Penanaman pemahaman akan pentingnya belajar memang harus dilakukan sedini mungkin. Siswa haruslah diajak berpikir kritis bahwa kegiatan belajar adalah keniscayaan bagi setiap manusia. Belajar bukanlah semata hanya karena persoalan akan ulangan atau ujian saja. Betul tidak dipungkiri masih banyak siswa kita yang berpikir demikian. Tetapi pola pikir yang semacam itu mestilah pelan-pelan diubah. Dari pemikiran yang bersifat pragmatis menuju pemikiran yang bersifat lebih esensial.
Alat ukur keberhasilan siswa di dalam proses belajarnya bukan hanya dengan ujian semata. Ujian Nasional hanya mengukur aspek kognitif (pengetahuan) dan itu pun juga menimbulkan banyak polemik. Ada satu kejadian siswa pandai dan menjadi "bintang kelas" tetapi saat mengikuti Ujian Nasional malah dinyatakan tidak lulus padahal ia sudah diterima di universitas dengan jalur nilai rapor atau ujian masuk sebelumnya. Fenomena ini kerap terjadi saat masih diberlakukannya UN dulu.
Persoalan lebih mendasar adalah bagaimana cara agar bisa membentuk sebuah sistem pendidikan yang menghasilkan lulusan bermutu. Sehingga nilai di atas kertas itu menjadi relevan dengan nilai dan mutu kualitas lulusan. Bukan semata bagus di atas kertas tapi tidak mencerminkan value sesungguhnya dari lulusan itu. Karena banyaknya praktek katrol nilai atau dongkrak nilai yang dilakukan oleh sekolah atau guru itu sendiri.
Persoalan-persoalan semacam ini dari dulu hingga sekarang masih saja membelit dunia pendidikan kita. Bagaimana menghadirkan dan melaksanakan sistem penilaian yang otentik nyatanya masih menjadi PR besar bagi guru dan sekolah-sekolah pada umumnya. Sehingga jangan heran jika akhir-akhir ini banyak ditemukan kejadian anak sudah SMP tapi belum lancar membaca. Atau anak sudah SMA tapi tidak lancar menggunakan konsep perkalian dan pembagian dasar. Tetapi faktanya mereka lulus dari jenjang sekolah sebelumnya. Sungguh sangat miris.

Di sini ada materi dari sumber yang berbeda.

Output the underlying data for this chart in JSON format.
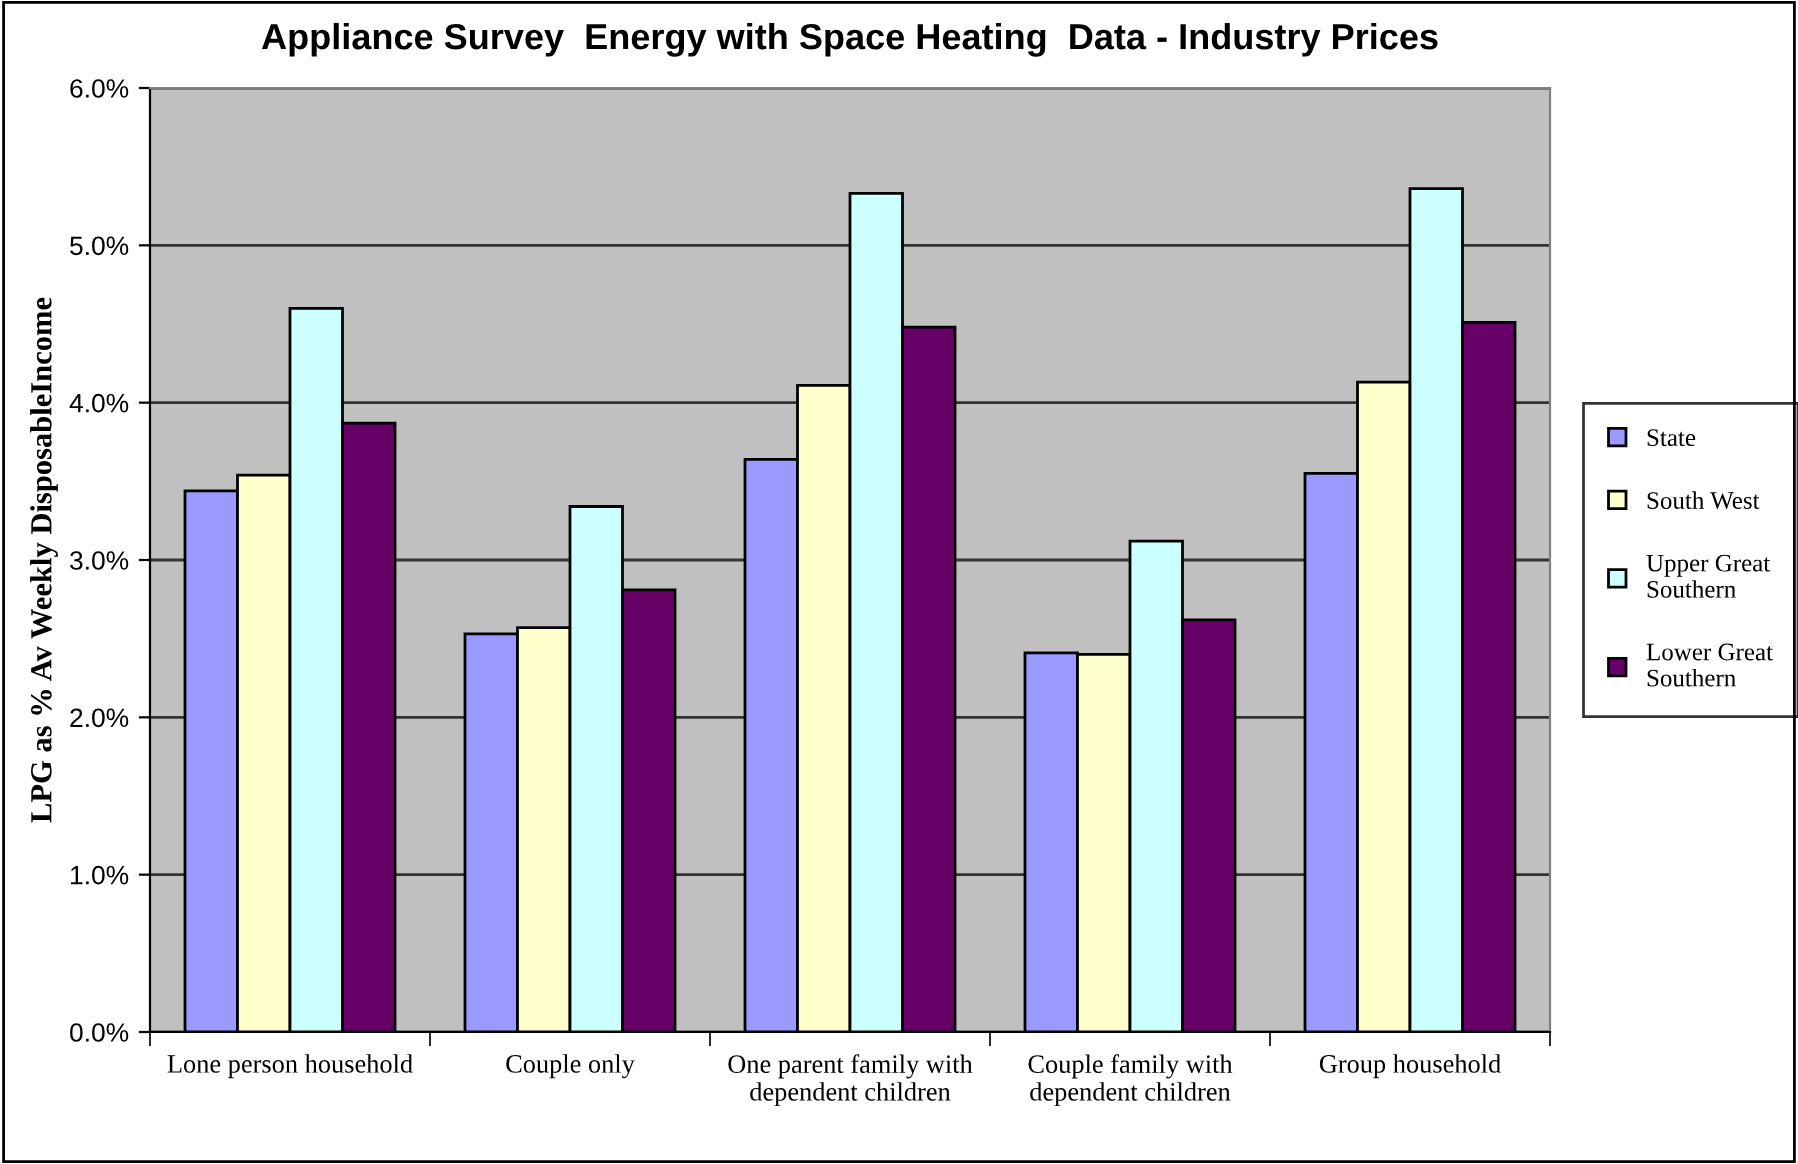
{
  "chart_data": {
    "type": "bar",
    "title": "Appliance Survey  Energy with Space Heating  Data - Industry Prices",
    "ylabel": "LPG as % Av Weekly DisposableIncome",
    "categories": [
      "Lone person household",
      "Couple only",
      "One parent family with\ndependent children",
      "Couple family with\ndependent children",
      "Group household"
    ],
    "series": [
      {
        "name": "State",
        "color": "#9999ff",
        "values": [
          3.44,
          2.53,
          3.64,
          2.41,
          3.55
        ]
      },
      {
        "name": "South West",
        "color": "#ffffcc",
        "values": [
          3.54,
          2.57,
          4.11,
          2.4,
          4.13
        ]
      },
      {
        "name": "Upper Great\nSouthern",
        "color": "#ccffff",
        "values": [
          4.6,
          3.34,
          5.33,
          3.12,
          5.36
        ]
      },
      {
        "name": "Lower Great\nSouthern",
        "color": "#660066",
        "values": [
          3.87,
          2.81,
          4.48,
          2.62,
          4.51
        ]
      }
    ],
    "ylim": [
      0,
      6
    ],
    "yticks": [
      {
        "value": 0,
        "label": "0.0%"
      },
      {
        "value": 1,
        "label": "1.0%"
      },
      {
        "value": 2,
        "label": "2.0%"
      },
      {
        "value": 3,
        "label": "3.0%"
      },
      {
        "value": 4,
        "label": "4.0%"
      },
      {
        "value": 5,
        "label": "5.0%"
      },
      {
        "value": 6,
        "label": "6.0%"
      }
    ],
    "grid": "y",
    "legend": "right"
  }
}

Kapasitas Personal Mendikbudristek Nadiem Makarim
Pak JK mengatakan bahwa Menteri Nadiem Makarim tidak memiliki pengalaman dalam mengelola bidang pendidikan. Dan faktanya memang demikian. Mas menteri tumbuh dan dibesarkan di lingkungan pendidikan barat. Latar belakangnya juga bukan seorang guru, dosen atau akademisi. Tetapi beliau adalah seorang pengusaha start-up yang sukses. Sukses merintis dan mengelola Gojek hingga menjadi besar seperti sekarang.
Kritik pak JK terhadap kapasitas Nadiem Makarim sebetulnya sejalan dengan kekhawatiran banyak kalangan di awal pelantikannya sebagai Mendikbudristek. Banyak yang meragukan kemampuan Nadiem dalam mengelola kementerian pendidikan. Meskipun toh tidak menjadi jaminan ketika kementerian pendidikan dinahkodai oleh seorang dosen atau akademisi juga akan sesuai ekspektasi publik.
Apalagi cakupan kementerian yang dipimpin oleh mas menteri ini dianggap terlalu luas dan multi bidang. Meliputi bidang pendidikan, bidang kebudayaan, bidang riset (penelitian) sekaligus bidang teknologi. Dihimpun dalam satu naungan kementerian. Luar biasa!